Les revenus fonciers (loyers issus d’une location nue, donc non meublée) ne sont pas taxés à un taux fixe unique : leur imposition dépend surtout de votre tranche marginale d’impôt sur le revenu, de votre régime déclaratif (micro-foncier ou réel) et du niveau de charges déductibles.
Partant, il est difficile de parler d’une “moyenne” universelle — mais nous pouvons mettre en avant des ordres de grandeur réalistes.
Les 2 couches qui taxent vos loyers : IR + prélèvements sociaux
a) Impôt sur le revenu (IR) : barème progressif
Les revenus fonciers s’ajoutent à vos autres revenus et sont taxés selon le barème progressif. Pour le barème 2025 (revenus 2024), les tranches (pour 1 part) sont notamment : 0 %, 11 %, 30 %, 41 %, 45 %.
➡️ Conséquence : votre “taux” sur les loyers dépend de votre tranche marginale d’imposition (TMI).

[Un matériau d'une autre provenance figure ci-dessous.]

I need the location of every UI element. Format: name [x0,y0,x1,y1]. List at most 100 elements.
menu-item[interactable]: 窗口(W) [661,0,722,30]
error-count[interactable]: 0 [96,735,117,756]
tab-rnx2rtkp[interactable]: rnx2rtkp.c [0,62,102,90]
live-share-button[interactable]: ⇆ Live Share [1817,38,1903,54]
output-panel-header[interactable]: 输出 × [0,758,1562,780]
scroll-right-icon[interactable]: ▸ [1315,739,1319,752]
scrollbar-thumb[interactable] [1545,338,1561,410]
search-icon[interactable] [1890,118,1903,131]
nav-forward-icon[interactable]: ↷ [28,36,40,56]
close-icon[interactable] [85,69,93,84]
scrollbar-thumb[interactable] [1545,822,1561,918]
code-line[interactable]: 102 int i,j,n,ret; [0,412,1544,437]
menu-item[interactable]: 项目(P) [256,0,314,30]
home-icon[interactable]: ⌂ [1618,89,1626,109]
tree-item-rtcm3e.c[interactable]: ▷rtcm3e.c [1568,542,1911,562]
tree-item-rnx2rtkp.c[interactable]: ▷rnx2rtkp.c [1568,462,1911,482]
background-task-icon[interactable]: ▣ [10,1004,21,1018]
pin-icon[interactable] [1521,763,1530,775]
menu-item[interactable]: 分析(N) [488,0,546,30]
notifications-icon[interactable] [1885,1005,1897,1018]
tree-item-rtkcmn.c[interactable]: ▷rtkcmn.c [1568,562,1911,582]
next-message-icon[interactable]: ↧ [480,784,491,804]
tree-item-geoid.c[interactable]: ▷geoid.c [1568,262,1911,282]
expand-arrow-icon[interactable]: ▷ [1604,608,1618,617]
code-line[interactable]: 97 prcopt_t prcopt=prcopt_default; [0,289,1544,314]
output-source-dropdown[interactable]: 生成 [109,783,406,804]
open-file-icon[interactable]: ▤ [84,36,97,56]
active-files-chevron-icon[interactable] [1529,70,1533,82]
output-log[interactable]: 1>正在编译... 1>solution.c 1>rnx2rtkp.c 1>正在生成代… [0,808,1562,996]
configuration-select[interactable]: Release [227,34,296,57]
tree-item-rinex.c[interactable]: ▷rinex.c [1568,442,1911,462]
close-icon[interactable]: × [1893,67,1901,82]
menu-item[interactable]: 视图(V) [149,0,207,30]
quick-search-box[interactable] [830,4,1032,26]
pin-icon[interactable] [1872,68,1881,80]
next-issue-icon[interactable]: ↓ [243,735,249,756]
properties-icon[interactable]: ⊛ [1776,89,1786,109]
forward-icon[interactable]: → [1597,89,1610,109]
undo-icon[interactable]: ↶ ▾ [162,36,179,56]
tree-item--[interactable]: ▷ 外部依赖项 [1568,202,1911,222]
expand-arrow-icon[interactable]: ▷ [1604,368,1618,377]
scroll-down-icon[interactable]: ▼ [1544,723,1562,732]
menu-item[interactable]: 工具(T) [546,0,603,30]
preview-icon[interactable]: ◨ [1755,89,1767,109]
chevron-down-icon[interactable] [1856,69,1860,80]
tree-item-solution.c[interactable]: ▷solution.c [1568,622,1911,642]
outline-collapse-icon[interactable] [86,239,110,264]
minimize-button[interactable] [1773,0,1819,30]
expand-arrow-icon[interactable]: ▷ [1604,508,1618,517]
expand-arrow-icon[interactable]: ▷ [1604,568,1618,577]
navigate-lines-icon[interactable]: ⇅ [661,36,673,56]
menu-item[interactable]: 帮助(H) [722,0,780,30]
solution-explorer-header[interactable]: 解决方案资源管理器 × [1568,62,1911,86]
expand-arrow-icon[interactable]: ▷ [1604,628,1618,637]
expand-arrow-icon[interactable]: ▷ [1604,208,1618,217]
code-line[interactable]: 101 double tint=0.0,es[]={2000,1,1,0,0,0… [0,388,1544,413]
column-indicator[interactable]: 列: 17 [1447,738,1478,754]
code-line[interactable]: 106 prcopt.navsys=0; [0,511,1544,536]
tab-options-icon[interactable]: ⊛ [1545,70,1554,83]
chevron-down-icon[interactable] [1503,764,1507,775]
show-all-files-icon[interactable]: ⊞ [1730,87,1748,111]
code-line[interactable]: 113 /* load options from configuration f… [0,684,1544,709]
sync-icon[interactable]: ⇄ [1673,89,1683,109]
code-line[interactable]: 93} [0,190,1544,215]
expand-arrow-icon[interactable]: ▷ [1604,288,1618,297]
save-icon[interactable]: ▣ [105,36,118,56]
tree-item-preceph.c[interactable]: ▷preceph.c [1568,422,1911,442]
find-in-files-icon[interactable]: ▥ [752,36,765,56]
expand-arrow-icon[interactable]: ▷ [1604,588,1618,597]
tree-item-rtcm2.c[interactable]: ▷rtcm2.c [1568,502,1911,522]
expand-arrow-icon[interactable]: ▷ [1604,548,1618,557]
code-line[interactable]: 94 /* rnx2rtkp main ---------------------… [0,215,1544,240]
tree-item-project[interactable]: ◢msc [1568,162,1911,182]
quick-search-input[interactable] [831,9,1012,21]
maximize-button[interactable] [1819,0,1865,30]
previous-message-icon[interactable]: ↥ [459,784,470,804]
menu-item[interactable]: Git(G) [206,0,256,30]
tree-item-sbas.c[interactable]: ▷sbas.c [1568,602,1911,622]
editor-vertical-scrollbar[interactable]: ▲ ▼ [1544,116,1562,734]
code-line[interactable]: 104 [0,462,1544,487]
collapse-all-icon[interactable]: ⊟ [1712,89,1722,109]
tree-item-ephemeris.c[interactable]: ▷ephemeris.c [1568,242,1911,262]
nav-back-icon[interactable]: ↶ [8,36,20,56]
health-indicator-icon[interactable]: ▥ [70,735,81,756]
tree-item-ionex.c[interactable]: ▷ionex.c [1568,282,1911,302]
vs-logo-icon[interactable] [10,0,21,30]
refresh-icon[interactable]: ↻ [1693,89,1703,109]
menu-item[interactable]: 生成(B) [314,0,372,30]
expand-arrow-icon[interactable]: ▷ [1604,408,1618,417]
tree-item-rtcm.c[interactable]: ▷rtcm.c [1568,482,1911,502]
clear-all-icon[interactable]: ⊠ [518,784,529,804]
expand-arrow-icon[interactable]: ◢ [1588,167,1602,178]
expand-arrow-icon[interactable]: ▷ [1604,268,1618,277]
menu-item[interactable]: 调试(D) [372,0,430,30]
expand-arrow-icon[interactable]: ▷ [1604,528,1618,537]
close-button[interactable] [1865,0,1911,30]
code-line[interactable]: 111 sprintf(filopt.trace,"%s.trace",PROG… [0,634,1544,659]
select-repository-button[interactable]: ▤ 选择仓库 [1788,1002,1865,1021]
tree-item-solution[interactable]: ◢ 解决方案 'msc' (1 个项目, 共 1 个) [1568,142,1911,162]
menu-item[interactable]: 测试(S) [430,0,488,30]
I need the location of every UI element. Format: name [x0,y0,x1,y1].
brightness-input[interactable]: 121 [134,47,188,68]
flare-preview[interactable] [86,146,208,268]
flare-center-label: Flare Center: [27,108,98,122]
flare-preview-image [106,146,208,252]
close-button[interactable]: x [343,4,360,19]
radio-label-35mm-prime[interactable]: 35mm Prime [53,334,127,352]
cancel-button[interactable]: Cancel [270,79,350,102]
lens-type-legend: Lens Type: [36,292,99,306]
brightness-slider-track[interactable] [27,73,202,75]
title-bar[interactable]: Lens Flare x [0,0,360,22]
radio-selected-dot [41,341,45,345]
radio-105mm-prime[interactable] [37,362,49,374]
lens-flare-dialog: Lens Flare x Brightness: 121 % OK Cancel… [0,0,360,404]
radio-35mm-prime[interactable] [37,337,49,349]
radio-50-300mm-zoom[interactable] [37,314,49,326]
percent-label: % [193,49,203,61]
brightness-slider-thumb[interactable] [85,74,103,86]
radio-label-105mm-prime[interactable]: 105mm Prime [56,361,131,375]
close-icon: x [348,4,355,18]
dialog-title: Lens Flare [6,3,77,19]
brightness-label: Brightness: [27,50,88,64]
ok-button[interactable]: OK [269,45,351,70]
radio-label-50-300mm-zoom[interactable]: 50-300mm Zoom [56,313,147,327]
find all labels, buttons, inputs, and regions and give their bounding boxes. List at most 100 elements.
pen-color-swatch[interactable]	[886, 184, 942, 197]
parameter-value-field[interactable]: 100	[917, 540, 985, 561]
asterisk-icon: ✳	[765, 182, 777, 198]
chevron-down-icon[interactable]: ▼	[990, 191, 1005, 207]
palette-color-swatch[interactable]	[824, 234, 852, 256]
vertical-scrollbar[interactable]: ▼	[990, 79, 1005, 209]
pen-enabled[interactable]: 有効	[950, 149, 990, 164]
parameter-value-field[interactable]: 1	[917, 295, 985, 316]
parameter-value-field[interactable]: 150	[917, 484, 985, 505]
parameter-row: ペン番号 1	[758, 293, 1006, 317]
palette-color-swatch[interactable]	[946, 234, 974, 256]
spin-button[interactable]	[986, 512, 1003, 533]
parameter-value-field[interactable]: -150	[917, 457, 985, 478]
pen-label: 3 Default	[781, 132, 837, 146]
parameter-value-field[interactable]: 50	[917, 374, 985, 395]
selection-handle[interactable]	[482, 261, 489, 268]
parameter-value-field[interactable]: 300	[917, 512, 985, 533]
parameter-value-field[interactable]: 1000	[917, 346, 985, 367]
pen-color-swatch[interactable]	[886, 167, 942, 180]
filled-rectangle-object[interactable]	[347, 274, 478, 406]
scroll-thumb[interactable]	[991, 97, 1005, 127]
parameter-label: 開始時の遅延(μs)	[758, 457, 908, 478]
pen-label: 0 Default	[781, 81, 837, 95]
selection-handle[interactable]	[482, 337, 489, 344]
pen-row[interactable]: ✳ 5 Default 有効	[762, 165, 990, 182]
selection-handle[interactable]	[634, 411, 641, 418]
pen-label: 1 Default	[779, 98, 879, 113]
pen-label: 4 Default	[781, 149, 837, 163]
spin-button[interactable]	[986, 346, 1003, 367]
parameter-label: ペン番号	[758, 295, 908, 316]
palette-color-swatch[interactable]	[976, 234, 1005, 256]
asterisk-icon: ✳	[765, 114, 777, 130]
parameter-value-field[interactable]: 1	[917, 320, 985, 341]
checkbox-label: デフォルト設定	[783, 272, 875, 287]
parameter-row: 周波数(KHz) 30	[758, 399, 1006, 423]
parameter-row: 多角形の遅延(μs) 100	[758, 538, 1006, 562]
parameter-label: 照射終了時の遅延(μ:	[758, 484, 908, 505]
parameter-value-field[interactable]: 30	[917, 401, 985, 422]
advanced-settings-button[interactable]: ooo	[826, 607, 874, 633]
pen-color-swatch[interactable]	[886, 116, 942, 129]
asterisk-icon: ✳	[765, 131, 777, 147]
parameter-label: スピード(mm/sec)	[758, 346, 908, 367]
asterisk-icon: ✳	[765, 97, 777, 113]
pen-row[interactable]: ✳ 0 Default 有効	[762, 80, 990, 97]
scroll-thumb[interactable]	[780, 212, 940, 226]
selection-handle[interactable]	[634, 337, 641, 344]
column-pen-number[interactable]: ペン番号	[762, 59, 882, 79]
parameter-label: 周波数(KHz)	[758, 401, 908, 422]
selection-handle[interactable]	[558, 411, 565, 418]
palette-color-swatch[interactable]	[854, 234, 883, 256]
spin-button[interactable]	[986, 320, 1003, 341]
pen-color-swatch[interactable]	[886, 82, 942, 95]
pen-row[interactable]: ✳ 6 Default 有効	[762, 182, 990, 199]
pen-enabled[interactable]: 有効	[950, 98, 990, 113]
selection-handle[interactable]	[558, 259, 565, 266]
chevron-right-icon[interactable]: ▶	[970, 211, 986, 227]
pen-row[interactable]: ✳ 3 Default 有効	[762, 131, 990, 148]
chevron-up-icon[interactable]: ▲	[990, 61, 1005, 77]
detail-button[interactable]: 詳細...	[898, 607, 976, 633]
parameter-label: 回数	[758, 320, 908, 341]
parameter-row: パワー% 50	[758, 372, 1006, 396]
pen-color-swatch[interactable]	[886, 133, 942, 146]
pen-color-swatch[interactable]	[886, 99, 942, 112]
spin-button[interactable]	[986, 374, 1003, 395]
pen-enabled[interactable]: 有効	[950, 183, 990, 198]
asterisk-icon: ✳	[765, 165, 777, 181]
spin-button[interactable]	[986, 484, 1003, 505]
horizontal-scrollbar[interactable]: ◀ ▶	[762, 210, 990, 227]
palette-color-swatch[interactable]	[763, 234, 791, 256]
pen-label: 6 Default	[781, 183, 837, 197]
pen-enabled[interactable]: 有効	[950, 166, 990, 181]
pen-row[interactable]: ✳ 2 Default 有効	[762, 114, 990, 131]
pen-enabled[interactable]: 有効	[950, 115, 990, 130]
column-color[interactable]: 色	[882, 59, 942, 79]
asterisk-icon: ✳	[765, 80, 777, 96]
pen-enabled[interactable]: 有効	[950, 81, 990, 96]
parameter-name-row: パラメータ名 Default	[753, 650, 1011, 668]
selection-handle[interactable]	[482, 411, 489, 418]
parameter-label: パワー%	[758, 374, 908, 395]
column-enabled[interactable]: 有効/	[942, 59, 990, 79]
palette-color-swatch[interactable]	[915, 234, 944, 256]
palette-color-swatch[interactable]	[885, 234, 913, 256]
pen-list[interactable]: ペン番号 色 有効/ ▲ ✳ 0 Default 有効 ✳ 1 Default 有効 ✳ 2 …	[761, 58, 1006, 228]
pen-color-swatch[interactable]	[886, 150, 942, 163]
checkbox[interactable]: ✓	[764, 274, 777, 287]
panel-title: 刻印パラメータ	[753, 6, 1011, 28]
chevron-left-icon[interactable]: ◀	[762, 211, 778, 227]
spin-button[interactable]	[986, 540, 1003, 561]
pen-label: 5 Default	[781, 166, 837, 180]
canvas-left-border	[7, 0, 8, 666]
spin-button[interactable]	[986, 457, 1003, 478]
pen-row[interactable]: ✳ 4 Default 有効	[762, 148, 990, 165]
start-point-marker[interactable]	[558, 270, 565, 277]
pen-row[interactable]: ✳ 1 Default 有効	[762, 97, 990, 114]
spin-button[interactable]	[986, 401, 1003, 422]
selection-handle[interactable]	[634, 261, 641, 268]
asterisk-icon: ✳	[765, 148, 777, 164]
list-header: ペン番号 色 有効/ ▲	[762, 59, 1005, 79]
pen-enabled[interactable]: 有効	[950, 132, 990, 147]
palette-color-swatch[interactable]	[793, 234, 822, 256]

Si vous êtes à 30 %, chaque euro de revenu foncier taxable “prend” typiquement 30 centimes d’IR (hors effets de quotient, décotes, etc.).
b) Prélèvements sociaux : 17,2 % (dans le cas général)
En plus de l’IR, les revenus fonciers supportent des prélèvements sociaux au taux global de 17,2 % (CSG/CRDS + prélèvement de solidarité).
À noter : une partie de la CSG (6,8 %) est déductible du revenu imposable (mécanisme qui réduit un peu l’IR, généralement l’année suivante).
Micro-foncier ou réel : le choix qui change considérablement la “moyenne”
Le micro-foncier : simple, forfaitaire
Si vous relevez du micro-foncier, vous déclarez les loyers bruts et l’administration applique un abattement forfaitaire de 30 % (donc vous êtes imposé sur 70 % des loyers).
Le régime réel : au plus près de vos charges
Au réel, vous êtes imposé sur loyers – charges déductibles (travaux, intérêts d’emprunt, taxes, assurances, frais de gestion, etc.).
Et si vous optez pour le réel alors que vous pouviez être au micro, l’option est en principe engageante pendant 3 ans.
L’imposition moyenne des revenus fonciers : quels ordres de grandeur?
Cas A — Vous êtes au micro-foncier (abattement 30 %) : une bonne base “moyenne” pour se repérer
Dans ce cas, on peut raisonner simplement :
- Base taxable = 70 % des loyers bruts
- Taux global sur la base taxable ≈ TMI + 17,2 %
- Taux “effectif” sur les loyers bruts ≈ (TMI + 17,2 %) × 70 %
Exemples de taux effectifs (ordre de grandeur) sur les loyers bruts :
- TMI 0 % → ~12,0 %
- TMI 11 % → ~19,7 %
- TMI 30 % → ~33,0 %
- TMI 41 % → ~40,7 %
- TMI 45 % → ~43,5 %
Lecture rapide : pour beaucoup de ménages imposés à 11 % ou 30 %, une “moyenne pratique” au micro-foncier se situe souvent entre ~20 % et ~33 % des loyers bruts (avant subtilités type déductibilité partielle de CSG).
Cas B — Vous êtes au réel : la “moyenne” dépend surtout de vos charges
Au réel, si vous avez peu de charges, la pression fiscale peut se rapprocher (voire dépasser) celle du micro.
Si vous avez beaucoup de charges (intérêts, gros travaux, etc.), la base taxable chute, et le taux effectif sur loyers bruts peut devenir nettement plus faible — voire temporairement proche de 0 % si le résultat foncier est nul (voire déficitaire), selon votre situation.
Les facteurs qui font varier votre “taux moyen”
Votre tranche marginale (TMI) : c’est le pilote n°1 côté IR.
Micro vs réel : forfait 30 % vs charges réelles (et option 3 ans).
Prélèvements sociaux 17,2 % : ils s’ajoutent quasi systématiquement et pèsent lourd.
CSG partiellement déductible (6,8 %) : cela réduit un peu l’IR “à terme”, surtout si votre TMI est élevée.
Hauts revenus : au-delà de certains seuils de revenu fiscal, des contributions additionnelles peuvent s’appliquer (cas minoritaire mais important).
Prélèvement à la source : les revenus fonciers donnent lieu à des acomptes prélevés sur le compte bancaire (mensuels/trimestriels), ajustables si vos revenus changent.